Un accord en vue ?
Donald Trump a déclaré jeudi avoir trouvé un « très bon accord » avec l’Iran visant à mettre fin au conflit en cours. Selon le président américain, ce texte pourrait être signé « dans les prochains jours, probablement en Europe ». Il a également évoqué une réouverture immédiate du détroit d’Ormuz, fermé par Téhéran depuis plusieurs jours, et l’engagement de l’Iran à renoncer à l’arme nucléaire, une condition jugée sine qua non par Washington.
Téhéran ne confirme pas, mais ne nie plus
De son côté, le porte-parole du ministère iranien des Affaires étrangères, Esmaeil Baqaei, a indiqué que Téhéran n’avait pas encore « abouti à une conclusion définitive concernant l’accord ». Il n’a toutefois pas démenti l’existence du texte.
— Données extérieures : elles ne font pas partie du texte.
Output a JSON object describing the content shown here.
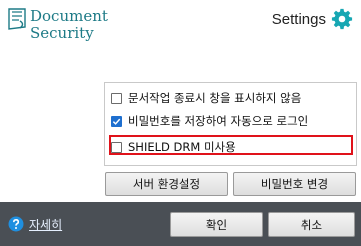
{
  "header": {
    "logo_line1": "Document",
    "logo_line2": "Security",
    "settings_label": "Settings"
  },
  "options": [
    {
      "label": "문서작업 종료시 창을 표시하지 않음",
      "checked": false
    },
    {
      "label": "비밀번호를 저장하여 자동으로 로그인",
      "checked": true
    },
    {
      "label": "SHIELD DRM 미사용",
      "checked": false,
      "highlighted": true
    }
  ],
  "buttons": {
    "server_settings": "서버 환경설정",
    "change_password": "비밀번호 변경"
  },
  "footer": {
    "help_label": "자세히",
    "ok_label": "확인",
    "cancel_label": "취소"
  },
  "colors": {
    "brand": "#1d7a86",
    "gear": "#17a7b3",
    "footer_bg": "#4a4f55",
    "highlight": "#e0121a",
    "checkbox_checked": "#1e6fcf"
  },
  "icons": [
    "document-security-logo-icon",
    "gear-icon",
    "help-icon",
    "check-icon"
  ]
}
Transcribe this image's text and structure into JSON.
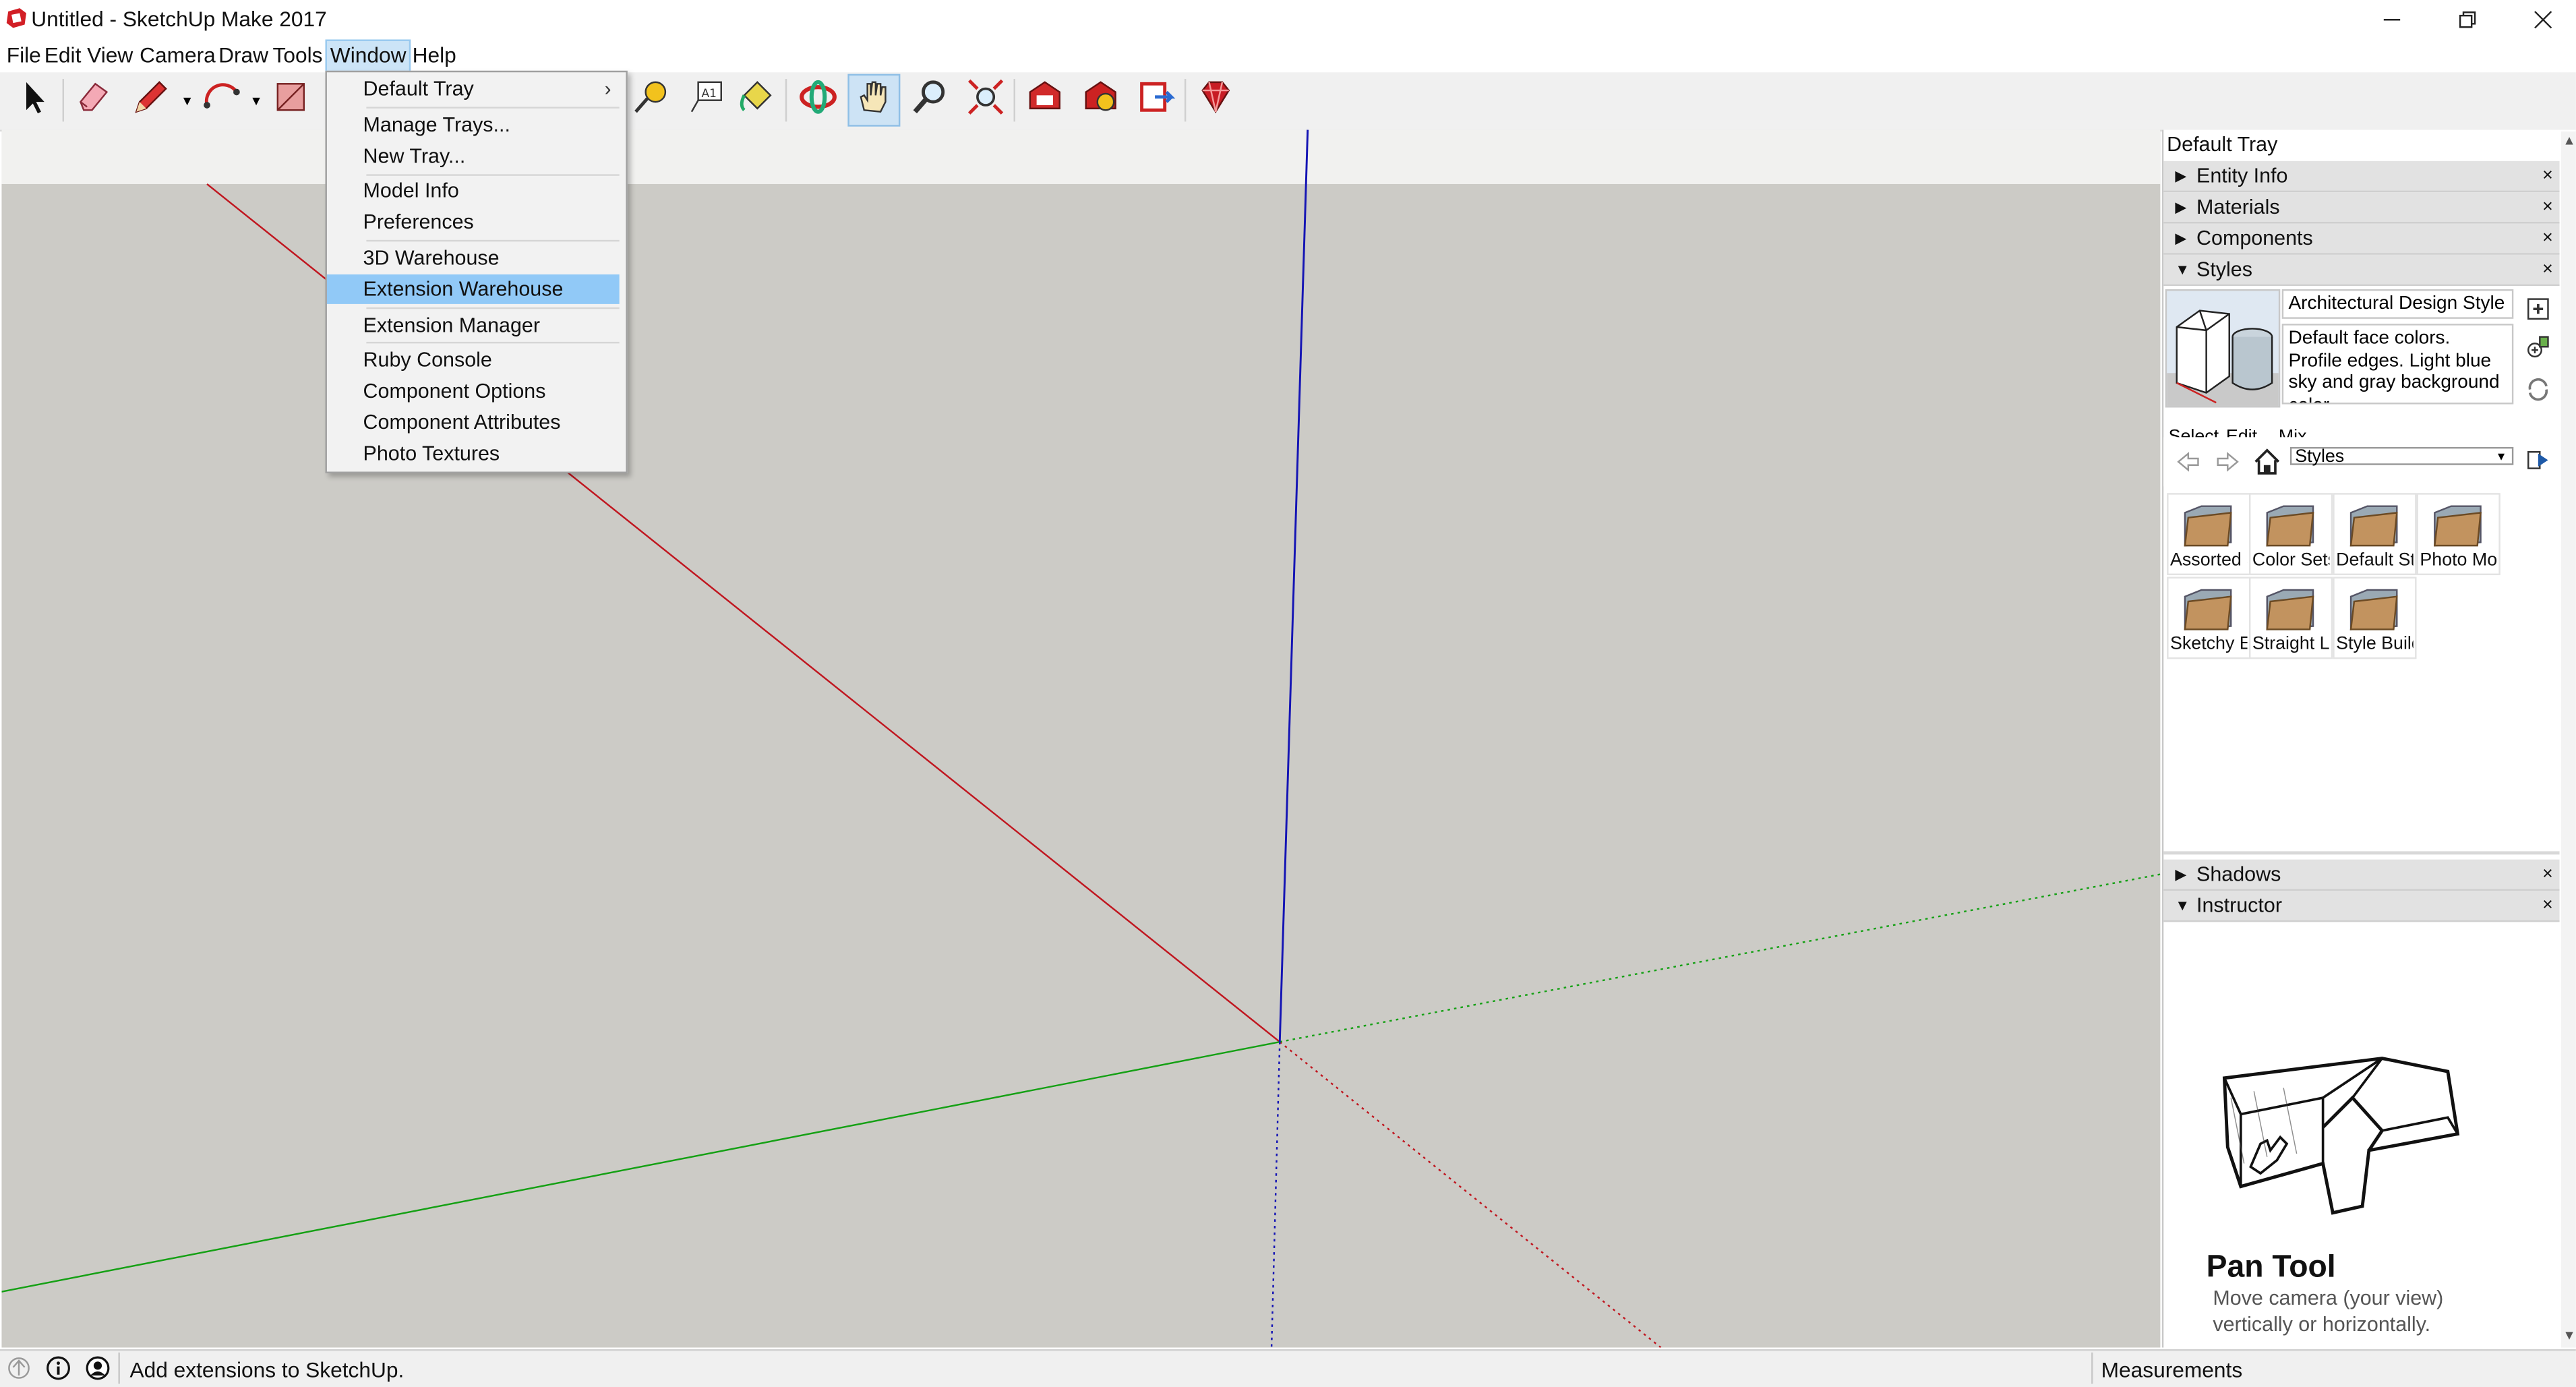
{
  "window": {
    "title": "Untitled - SketchUp Make 2017",
    "controls": [
      "minimize",
      "restore",
      "close"
    ]
  },
  "menubar": {
    "items": [
      "File",
      "Edit",
      "View",
      "Camera",
      "Draw",
      "Tools",
      "Window",
      "Help"
    ],
    "open_menu": "Window"
  },
  "window_menu": {
    "items": [
      {
        "label": "Default Tray",
        "has_submenu": true
      },
      {
        "label": "Manage Trays..."
      },
      {
        "label": "New Tray..."
      },
      {
        "label": "Model Info"
      },
      {
        "label": "Preferences"
      },
      {
        "label": "3D Warehouse"
      },
      {
        "label": "Extension Warehouse",
        "highlighted": true
      },
      {
        "label": "Extension Manager"
      },
      {
        "label": "Ruby Console"
      },
      {
        "label": "Component Options"
      },
      {
        "label": "Component Attributes"
      },
      {
        "label": "Photo Textures"
      }
    ],
    "submenu_arrow": "›"
  },
  "toolbar": {
    "tools": [
      "select-icon",
      "eraser-icon",
      "pencil-icon",
      "arc-icon",
      "rectangle-icon",
      "tape-measure-icon",
      "text-icon",
      "paint-bucket-icon",
      "orbit-icon",
      "pan-icon",
      "zoom-icon",
      "zoom-extents-icon",
      "3d-warehouse-icon",
      "extension-warehouse-icon",
      "send-to-layout-icon",
      "ruby-icon"
    ],
    "active_tool": "pan-icon"
  },
  "tray": {
    "title": "Default Tray",
    "panels": {
      "entity_info": "Entity Info",
      "materials": "Materials",
      "components": "Components",
      "styles": "Styles",
      "shadows": "Shadows",
      "instructor": "Instructor"
    },
    "close_glyph": "×",
    "expanded_arrow": "▼",
    "collapsed_arrow": "▶",
    "styles": {
      "style_name": "Architectural Design Style",
      "style_description": "Default face colors. Profile edges. Light blue sky and gray background color.",
      "tabs": [
        "Select",
        "Edit",
        "Mix"
      ],
      "library_select": "Styles",
      "folders": [
        "Assorted Styles",
        "Color Sets",
        "Default Styles",
        "Photo Modeling",
        "Sketchy Edges",
        "Straight Lines",
        "Style Builder Competition Winners"
      ]
    },
    "instructor": {
      "tool_name": "Pan Tool",
      "tool_description": "Move camera (your view) vertically or horizontally."
    }
  },
  "statusbar": {
    "message": "Add extensions to SketchUp.",
    "measurements_label": "Measurements",
    "measurements_value": ""
  },
  "colors": {
    "viewport_ground": "#cccbc6",
    "viewport_sky": "#f1f1ef",
    "menu_highlight": "#91c9f7",
    "red_axis": "#c0161f",
    "green_axis": "#14a014",
    "blue_axis": "#1414b4"
  }
}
Dans un premier temps, les Gardiens de la Révolution avaient rejeté l’hypothèse d’un accord, avant d’admettre, selon l’agence Fars, que le projet avait bien été soumis par l’Iran et qu’il serait vraisemblablement accepté — tout en précisant qu’aucune décision finale n’avait été entérinée.
Réactions internationales
L’Égypte a appelé Washington et Téhéran à saisir « l’opportunité qui se présente » pour parvenir à un accord et « préparer le terrain à la fin de la guerre », dans un communiqué publié tard jeudi par le ministère des Affaires étrangères.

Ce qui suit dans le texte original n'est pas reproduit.